After that I kept looking forward to the art projects that she might bring home to see what kind of inspirational artwork she would come up with on her own, without the influence of her older sister or me drawing next to her (of course I'm probably bringing her down). What kinds of masterpieces would our little smarty come up with to impress us? Of course most of what she brought home after that were projects where they dipped marbles in paint and rolled them around on paper or a similar project with sponges cut into shapes. Nothing remarkable... nothing, that is, until the following picture was sent home:



Artistic Genius!! To be honest I never really get abstract art anyway, so it might just be that it's beyond my comprehension... I can't be sure... A broken machine? I don't even know where it came from... we don't have one of those that we keep on hand. Maybe she's making a political statement. Can three-year-olds be poignant? Well if you look at my daughter's artwork then you'll know the answer is, YES. Yes, they can.
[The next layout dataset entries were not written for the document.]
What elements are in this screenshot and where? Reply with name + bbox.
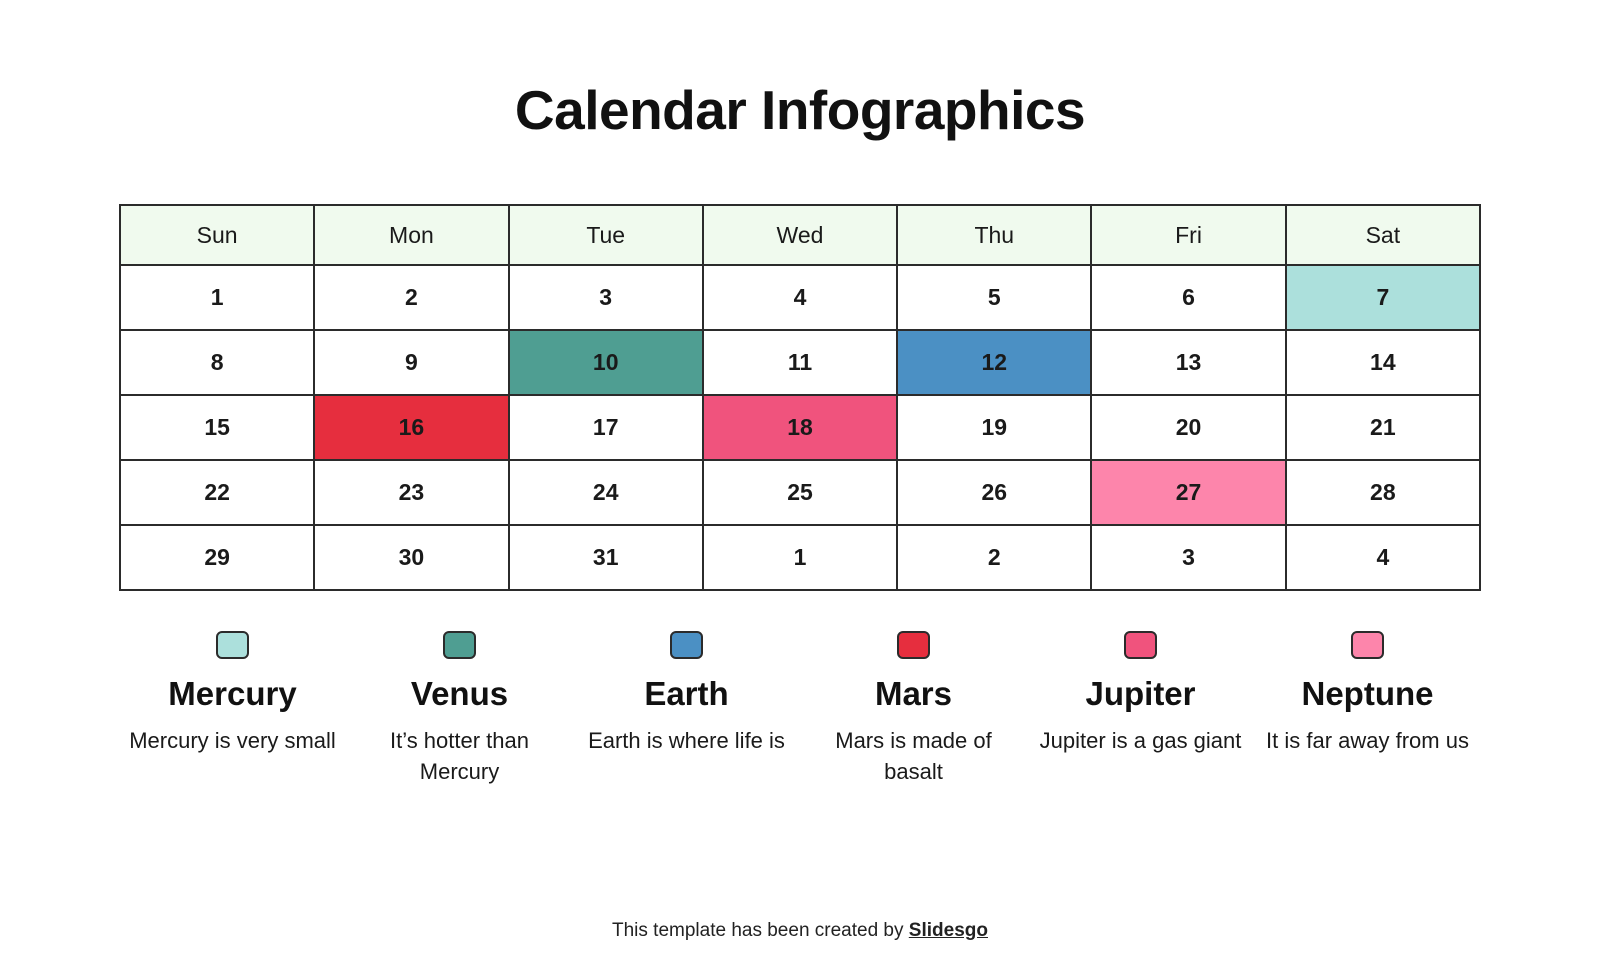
calendar-day-cell[interactable]: 19 [897,395,1091,460]
legend-color-swatch-icon [897,631,930,659]
calendar-day-cell[interactable]: 5 [897,265,1091,330]
legend-title: Jupiter [1085,675,1196,712]
legend-color-swatch-icon [1124,631,1157,659]
calendar-day-cell[interactable]: 10 [509,330,703,395]
calendar-day-cell[interactable]: 12 [897,330,1091,395]
legend-title: Mars [874,675,953,712]
legend-title: Mercury [168,675,297,712]
calendar-day-cell[interactable]: 15 [120,395,314,460]
calendar-day-cell[interactable]: 13 [1091,330,1285,395]
legend-item [1254,631,1481,788]
legend [119,631,1481,788]
calendar-weekday-header: Tue [509,205,703,265]
calendar-day-cell[interactable]: 17 [509,395,703,460]
calendar-day-cell[interactable]: 26 [897,460,1091,525]
calendar-day-cell[interactable]: 18 [703,395,897,460]
legend-item [800,631,1027,788]
page-title: Calendar Infographics [514,79,1086,141]
calendar-week-row [120,395,1480,460]
calendar-day-cell[interactable]: 16 [314,395,508,460]
calendar-day-cell[interactable]: 29 [120,525,314,590]
calendar-week-row [120,525,1480,590]
legend-title: Earth [644,675,729,712]
calendar-day-cell[interactable]: 2 [314,265,508,330]
calendar-week-row [120,265,1480,330]
calendar-day-cell[interactable]: 28 [1286,460,1480,525]
calendar-day-cell[interactable]: 25 [703,460,897,525]
legend-description: Earth is where life is [588,728,785,753]
calendar-day-cell[interactable]: 2 [897,525,1091,590]
calendar-day-cell[interactable]: 27 [1091,460,1285,525]
calendar-day-cell[interactable]: 21 [1286,395,1480,460]
calendar-weekday-header: Wed [703,205,897,265]
calendar-day-cell[interactable]: 1 [120,265,314,330]
calendar-day-cell[interactable]: 20 [1091,395,1285,460]
legend-title: Venus [410,675,509,712]
calendar-day-cell[interactable]: 14 [1286,330,1480,395]
calendar-body [120,265,1480,590]
legend-color-swatch-icon [1351,631,1384,659]
legend-description: Mars is made of basalt [835,728,992,784]
legend-item [346,631,573,788]
calendar-day-cell[interactable]: 22 [120,460,314,525]
calendar-weekday-header: Mon [314,205,508,265]
calendar-header-row [120,205,1480,265]
calendar-container [119,204,1481,591]
calendar-day-cell[interactable]: 24 [509,460,703,525]
calendar-day-cell[interactable]: 30 [314,525,508,590]
calendar-day-cell[interactable]: 7 [1286,265,1480,330]
legend-description: Jupiter is a gas giant [1039,728,1242,753]
calendar-weekday-header: Fri [1091,205,1285,265]
footer-text: This template has been created by [612,920,909,941]
calendar-week-row [120,330,1480,395]
legend-description: It is far away from us [1266,728,1469,753]
legend-title: Neptune [1301,675,1434,712]
calendar-day-cell[interactable]: 3 [509,265,703,330]
calendar-day-cell[interactable]: 1 [703,525,897,590]
footer [0,920,1600,942]
calendar-weekday-header: Sat [1286,205,1480,265]
slidesgo-link[interactable]: Slidesgo [908,920,988,941]
calendar-weekday-header: Sun [120,205,314,265]
calendar-day-cell[interactable]: 4 [1286,525,1480,590]
calendar-day-cell[interactable]: 4 [703,265,897,330]
legend-item [573,631,800,788]
legend-item [1027,631,1254,788]
legend-item [119,631,346,788]
legend-description: Mercury is very small [129,728,336,753]
legend-color-swatch-icon [670,631,703,659]
calendar-day-cell[interactable]: 11 [703,330,897,395]
calendar-day-cell[interactable]: 3 [1091,525,1285,590]
legend-color-swatch-icon [216,631,249,659]
legend-description: It’s hotter than Mercury [389,728,529,784]
calendar-day-cell[interactable]: 9 [314,330,508,395]
calendar-weekday-header: Thu [897,205,1091,265]
calendar-table [119,204,1481,591]
calendar-day-cell[interactable]: 31 [509,525,703,590]
calendar-day-cell[interactable]: 6 [1091,265,1285,330]
calendar-week-row [120,460,1480,525]
calendar-day-cell[interactable]: 8 [120,330,314,395]
calendar-day-cell[interactable]: 23 [314,460,508,525]
legend-color-swatch-icon [443,631,476,659]
slide [0,78,1600,978]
That's not it, though. The other day I was walking down the hallway at church when my husband pointed out her class' artwork hanging on the wall. They were drawing pictures of dandelions and then saying the things they had wished for. I took pictures of a couple of the other childrens' wishes, too:

Abby wants a dinosaur or a dog. Those are understandable wishes. I love dogs. And who didn't want to go to Jurassic Park... before the fences failed and the dinosaurs ate everyone? I know I did! I wouldn't say it's the work of a genius, but it's not bad.

Molly would like to go to Chuck E. Cheese. I get that. They have games there... and beer... I'd take her. Still... where's the message, Molly? Were you even really trying?


Then we have Mallory - my little prodigy:


Just in case you can't read that, I took a close up...


Just think about that for a moment... A stick made out of rope, indeed.

Indeed, Mallory.

4 comments:

The Bouldins said...

They probably make all the kids do that marble rolling stuff so the other morons won't feel bad about their torso-less bodies!

Also, having her teachers go to our church means these people know your craziness and so aren't at all surprised by what your kids do, right? :)

The awesomeness of the broken machine picture is ... there aren't words.

But how the heck are you going to fulfill her life-long dream of having a stick made out of rope?!? This kid is setting the bar high.

Rizzyred said...

I know, it's horrible. It's like the Christmas pony all over again.

Shannon said...

I can't think of anything witty to say...all I can do is laugh! That is so hilarious!! I'm glad to know that you teach your girls to dream BIG!

Lee said...

OH! Take a piece of rope! Dip it halfway, lengthwise, into white glue. Lay out, let dry. Repeat with other half.

Voila! Stick made out of rope!!!

Ah, every time a child's wish comes true an angel gets its wings.

I know that ain't right, but you get the gist.